Project built during the Insight Data Engineering program
Work in progress, feedback is really appreciated
- [Introduction] (README.md#1-introduction)
- [AWS Clusters] (README.md#2-aws-clusters)
- [Data Pipeline] (README.md#3-data-pipeline)
- [Front End] (README.md#4-front-end)
Rendr is an application that builds a bipartite graph of users and restaurants to make recommendations using the structure of this network. A user is shown a restaurant based on how popular it is with people who are similar to the user
Foursquare Data collected by University of Minnesota researchers obtained from Internet Archives containing 2,153,471 users, 1,143,092 venues, 121,970 check-ins and 2,809,581 ratings that users assigned to venues; all extracted from the Foursquare application through the public API
Yelp Data obtained from the Yelp Academic Dataset Challenge consisting of 1.6M reviews and 500K tips by 366K users for 61K businesses
Rendr is powered by three clusters on AWS-
- 4 m4.larges for [Spark] (https://spark.apache.org/) and [HDFS] (http://hadoop.apache.org/docs/r1.2.1/hdfs_design.html)
- 3 t2.mediums for [Kafka] (http://kafka.apache.org/) and [Zookeeper] (https://zookeeper.apache.org/)
- 3 t2.mediums for Cassandra and [Flask] (http://flask.pocoo.org/)
-
The data collected from the sources is stored on HDFS with 3 data nodes and 1 name node.
-
3 consumers are collecting data from the Rendr frontend and send messages to Kafka when the user performs an action such as clicking no for the restaurant that was recommended. These messages are sent in the same format as the foursquare data and can be processed in the same manner. They are consumed using [camus] (https://github.com/linkedin/camus). [Camus] (https://github.com/linkedin/camus) is a tool built by [Linkedin] (https://www.linkedin.com/) which is a distributed consumer running a map reduce job underneath to consume messages from [Kafka] (http://kafka.apache.org/) and save them to [HDFS] (http://hadoop.apache.org/docs/r1.2.1/hdfs_design.html).

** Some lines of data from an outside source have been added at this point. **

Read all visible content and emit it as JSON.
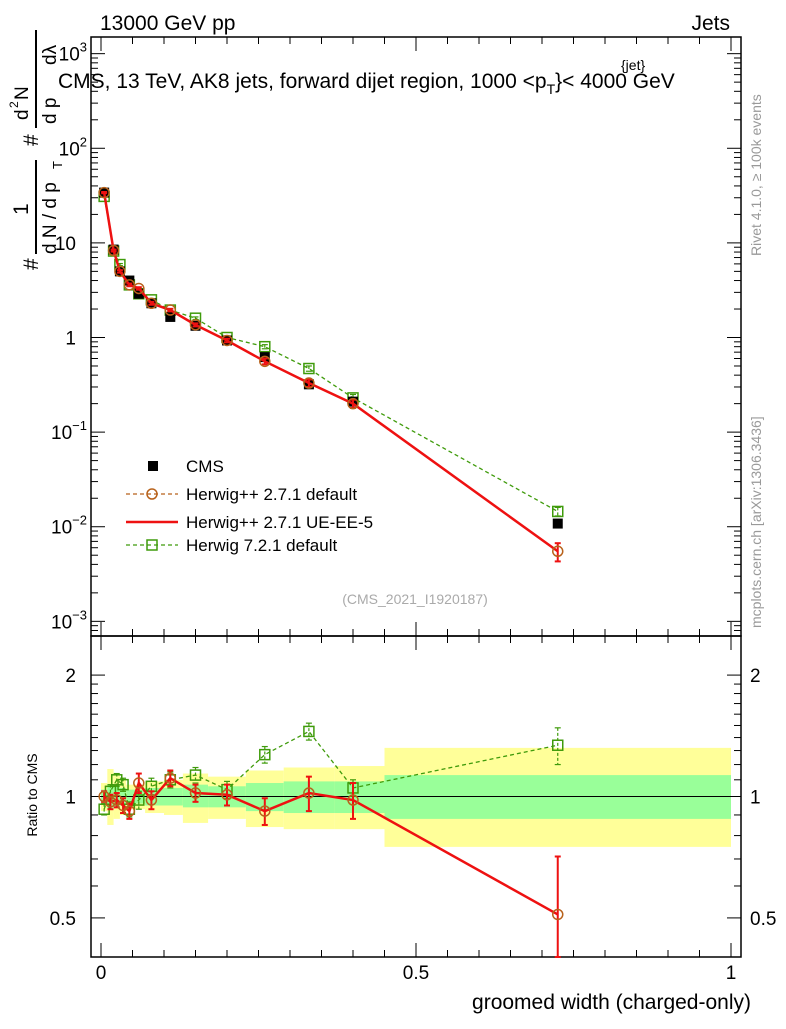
{
  "header": {
    "left": "13000 GeV pp",
    "right": "Jets"
  },
  "main_plot": {
    "title_parts": {
      "pre": "CMS, 13 TeV, AK8 jets, forward dijet region, 1000 <p",
      "sup": "{jet}",
      "sub": "T",
      "post": "}< 4000 GeV"
    },
    "ylabel_parts": {
      "hash1": "#",
      "one": "1",
      "dNdp": "d N / d p",
      "T": "T",
      "hash2": "#",
      "dp": "d p",
      "dsupN": "d",
      "sup2": "2",
      "N": "N",
      "dlambda": "dλ"
    },
    "watermark": "(CMS_2021_I1920187)",
    "y_ticks": [
      {
        "base": "10",
        "exp": "−3",
        "value": 0.001
      },
      {
        "base": "10",
        "exp": "−2",
        "value": 0.01
      },
      {
        "base": "10",
        "exp": "−1",
        "value": 0.1
      },
      {
        "base": "1",
        "exp": "",
        "value": 1
      },
      {
        "base": "10",
        "exp": "",
        "value": 10
      },
      {
        "base": "10",
        "exp": "2",
        "value": 100
      },
      {
        "base": "10",
        "exp": "3",
        "value": 1000
      }
    ]
  },
  "legend": {
    "cms": "CMS",
    "h271_default": "Herwig++ 2.7.1 default",
    "h271_ueee5": "Herwig++ 2.7.1 UE-EE-5",
    "h721_default": "Herwig 7.2.1 default"
  },
  "ratio_plot": {
    "ylabel": "Ratio to CMS",
    "y_ticks": [
      "0.5",
      "1",
      "2"
    ]
  },
  "side_text": {
    "rivet": "Rivet 4.1.0, ≥ 100k events",
    "mcplots": "mcplots.cern.ch [arXiv:1306.3436]"
  },
  "colors": {
    "cms": "#000000",
    "h271_default": "#b8621b",
    "h271_ueee5": "#ee1111",
    "h721_default": "#3f9b0b",
    "band_inner": "#99ff99",
    "band_outer": "#ffff99"
  },
  "chart_data": [
    {
      "type": "scatter",
      "title": "CMS, 13 TeV, AK8 jets, forward dijet region, 1000 < pT{jet} < 4000 GeV",
      "xlabel": "groomed width (charged-only)",
      "ylabel": "1/N dN/dpT d2N/dpT dlambda",
      "xlim": [
        0,
        1
      ],
      "ylim": [
        0.0007,
        1500
      ],
      "yscale": "log",
      "x_ticks": [
        "0",
        "0.5",
        "1"
      ],
      "bin_edges": [
        0,
        0.01,
        0.02,
        0.03,
        0.04,
        0.06,
        0.07,
        0.1,
        0.13,
        0.17,
        0.23,
        0.29,
        0.37,
        0.45,
        1.0
      ],
      "series": [
        {
          "name": "CMS",
          "x": [
            0.005,
            0.02,
            0.03,
            0.045,
            0.06,
            0.08,
            0.11,
            0.15,
            0.2,
            0.26,
            0.33,
            0.4,
            0.725
          ],
          "values": [
            34,
            8.5,
            5.0,
            4.0,
            2.9,
            2.3,
            1.65,
            1.33,
            0.93,
            0.62,
            0.32,
            0.21,
            0.0108
          ]
        },
        {
          "name": "Herwig++ 2.7.1 default",
          "x": [
            0.005,
            0.02,
            0.03,
            0.045,
            0.06,
            0.08,
            0.11,
            0.15,
            0.2,
            0.26,
            0.33,
            0.4,
            0.725
          ],
          "values": [
            34,
            8.3,
            5.0,
            3.6,
            3.3,
            2.3,
            1.95,
            1.36,
            0.93,
            0.56,
            0.33,
            0.2,
            0.0055
          ],
          "errors": [
            0.5,
            0.2,
            0.15,
            0.12,
            0.1,
            0.08,
            0.06,
            0.05,
            0.04,
            0.04,
            0.03,
            0.02,
            0.0012
          ]
        },
        {
          "name": "Herwig++ 2.7.1 UE-EE-5",
          "x": [
            0.005,
            0.02,
            0.03,
            0.045,
            0.06,
            0.08,
            0.11,
            0.15,
            0.2,
            0.26,
            0.33,
            0.4,
            0.725
          ],
          "values": [
            34,
            8.3,
            5.0,
            3.6,
            3.3,
            2.3,
            1.95,
            1.36,
            0.93,
            0.56,
            0.33,
            0.2,
            0.0055
          ],
          "errors": [
            0.5,
            0.2,
            0.15,
            0.12,
            0.1,
            0.08,
            0.06,
            0.05,
            0.04,
            0.04,
            0.03,
            0.02,
            0.0012
          ]
        },
        {
          "name": "Herwig 7.2.1 default",
          "x": [
            0.005,
            0.02,
            0.03,
            0.045,
            0.06,
            0.08,
            0.11,
            0.15,
            0.2,
            0.26,
            0.33,
            0.4,
            0.725
          ],
          "values": [
            31,
            8.2,
            5.9,
            3.6,
            2.9,
            2.5,
            1.95,
            1.6,
            1.0,
            0.8,
            0.47,
            0.23,
            0.0145
          ],
          "errors": [
            0.5,
            0.2,
            0.15,
            0.12,
            0.1,
            0.08,
            0.06,
            0.05,
            0.04,
            0.04,
            0.03,
            0.02,
            0.0015
          ]
        }
      ]
    },
    {
      "type": "line",
      "title": "Ratio to CMS",
      "xlabel": "groomed width (charged-only)",
      "ylabel": "Ratio to CMS",
      "xlim": [
        0,
        1
      ],
      "ylim": [
        0.4,
        2.5
      ],
      "yscale": "log",
      "bands": {
        "edges": [
          0,
          0.01,
          0.02,
          0.03,
          0.04,
          0.06,
          0.07,
          0.1,
          0.13,
          0.17,
          0.23,
          0.29,
          0.37,
          0.45,
          1.0
        ],
        "inner_lo": [
          0.96,
          0.93,
          0.94,
          0.95,
          0.96,
          0.96,
          0.95,
          0.95,
          0.94,
          0.94,
          0.92,
          0.91,
          0.91,
          0.88
        ],
        "inner_hi": [
          1.04,
          1.07,
          1.06,
          1.05,
          1.04,
          1.04,
          1.05,
          1.05,
          1.07,
          1.06,
          1.08,
          1.09,
          1.09,
          1.13
        ],
        "outer_lo": [
          0.92,
          0.85,
          0.88,
          0.9,
          0.93,
          0.93,
          0.91,
          0.9,
          0.86,
          0.88,
          0.84,
          0.83,
          0.83,
          0.75
        ],
        "outer_hi": [
          1.08,
          1.17,
          1.13,
          1.1,
          1.07,
          1.07,
          1.09,
          1.1,
          1.14,
          1.12,
          1.16,
          1.18,
          1.19,
          1.32
        ]
      },
      "series": [
        {
          "name": "Herwig++ 2.7.1 default",
          "x": [
            0.005,
            0.015,
            0.025,
            0.035,
            0.045,
            0.06,
            0.08,
            0.11,
            0.15,
            0.2,
            0.26,
            0.33,
            0.4,
            0.725
          ],
          "values": [
            1.0,
            0.97,
            0.98,
            0.95,
            0.92,
            1.08,
            0.98,
            1.11,
            1.02,
            1.01,
            0.92,
            1.02,
            0.98,
            0.51
          ],
          "errors": [
            0.03,
            0.04,
            0.04,
            0.04,
            0.04,
            0.06,
            0.05,
            0.05,
            0.05,
            0.06,
            0.07,
            0.1,
            0.1,
            0.2
          ]
        },
        {
          "name": "Herwig++ 2.7.1 UE-EE-5",
          "x": [
            0.005,
            0.015,
            0.025,
            0.035,
            0.045,
            0.06,
            0.08,
            0.11,
            0.15,
            0.2,
            0.26,
            0.33,
            0.4,
            0.725
          ],
          "values": [
            1.0,
            0.97,
            0.98,
            0.95,
            0.92,
            1.08,
            0.98,
            1.11,
            1.02,
            1.01,
            0.92,
            1.02,
            0.98,
            0.51
          ],
          "errors": [
            0.03,
            0.04,
            0.04,
            0.04,
            0.04,
            0.06,
            0.05,
            0.05,
            0.05,
            0.06,
            0.07,
            0.1,
            0.1,
            0.2
          ]
        },
        {
          "name": "Herwig 7.2.1 default",
          "x": [
            0.005,
            0.015,
            0.025,
            0.035,
            0.045,
            0.06,
            0.08,
            0.11,
            0.15,
            0.2,
            0.26,
            0.33,
            0.4,
            0.725
          ],
          "values": [
            0.93,
            1.03,
            1.1,
            1.07,
            0.93,
            0.98,
            1.06,
            1.1,
            1.13,
            1.04,
            1.27,
            1.45,
            1.05,
            1.34
          ],
          "errors": [
            0.03,
            0.04,
            0.04,
            0.04,
            0.04,
            0.05,
            0.05,
            0.05,
            0.05,
            0.05,
            0.06,
            0.07,
            0.05,
            0.14
          ]
        }
      ]
    }
  ]
}
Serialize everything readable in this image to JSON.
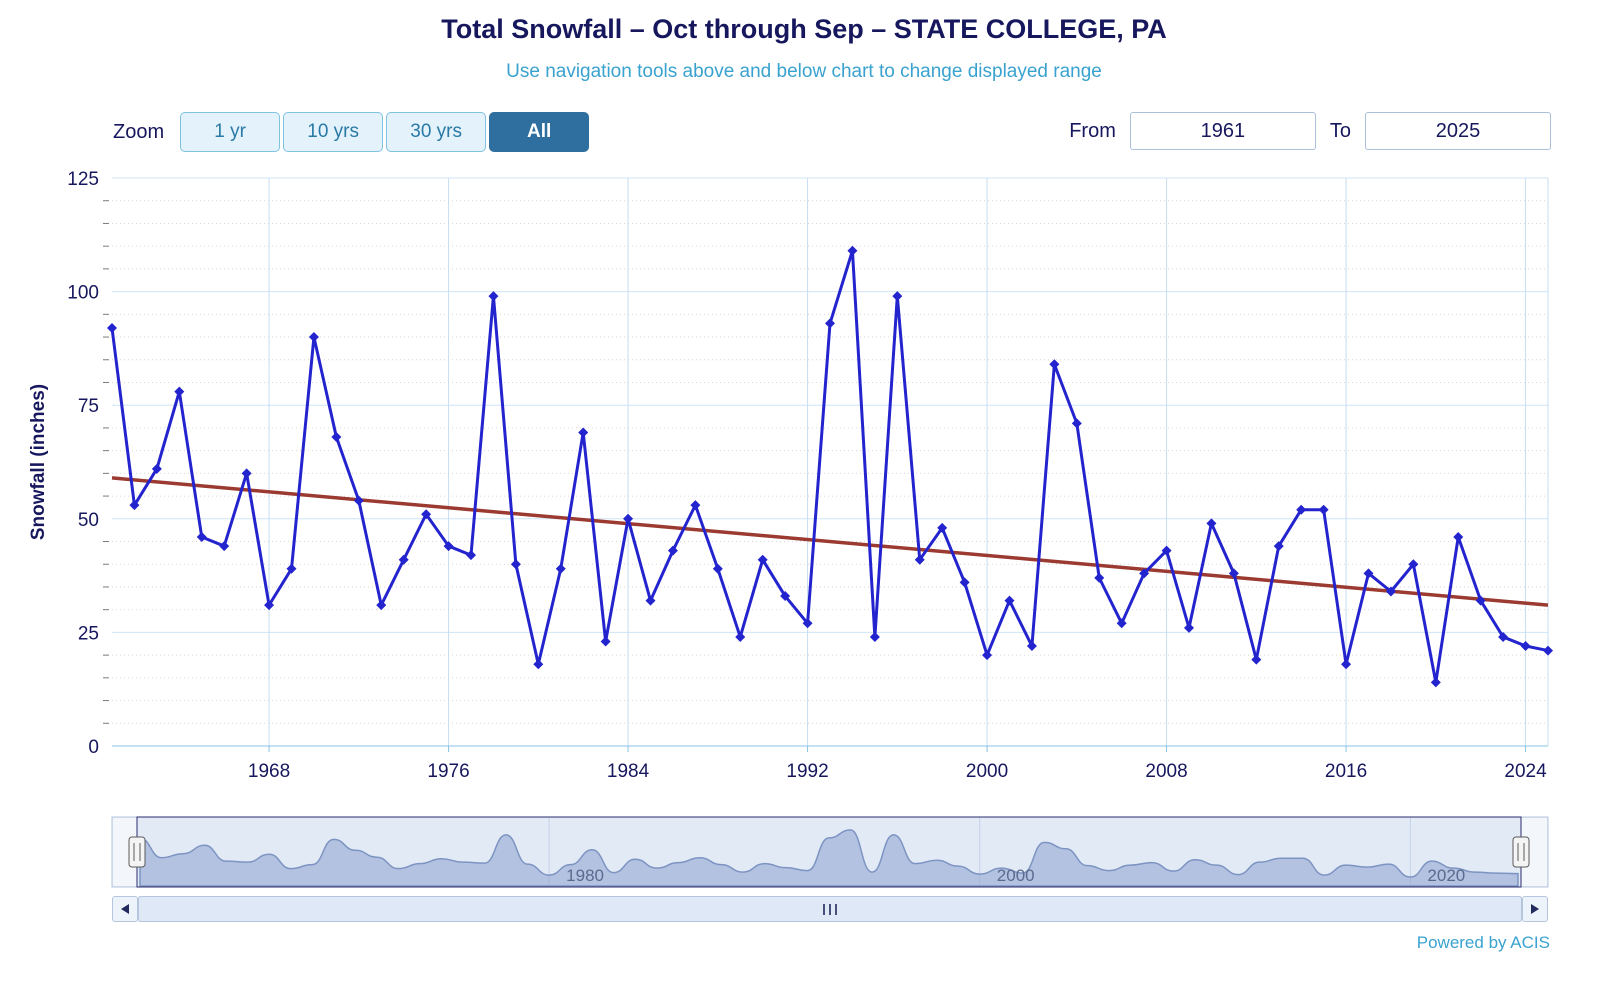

Spark and Graphx is used for all batch processing. The data from Yelp and Foursquare has very diffferent schema. Foursquare data only contains latitude and longitude of the venue and no other metadata such as whether the venue is a restaurant or not, the name, city, state etc. This needs to be filtered against yelp data which is much richer. Geohashing is used for entity resolution to determine whether a rating in foursquare refers to a restaurant in yelp.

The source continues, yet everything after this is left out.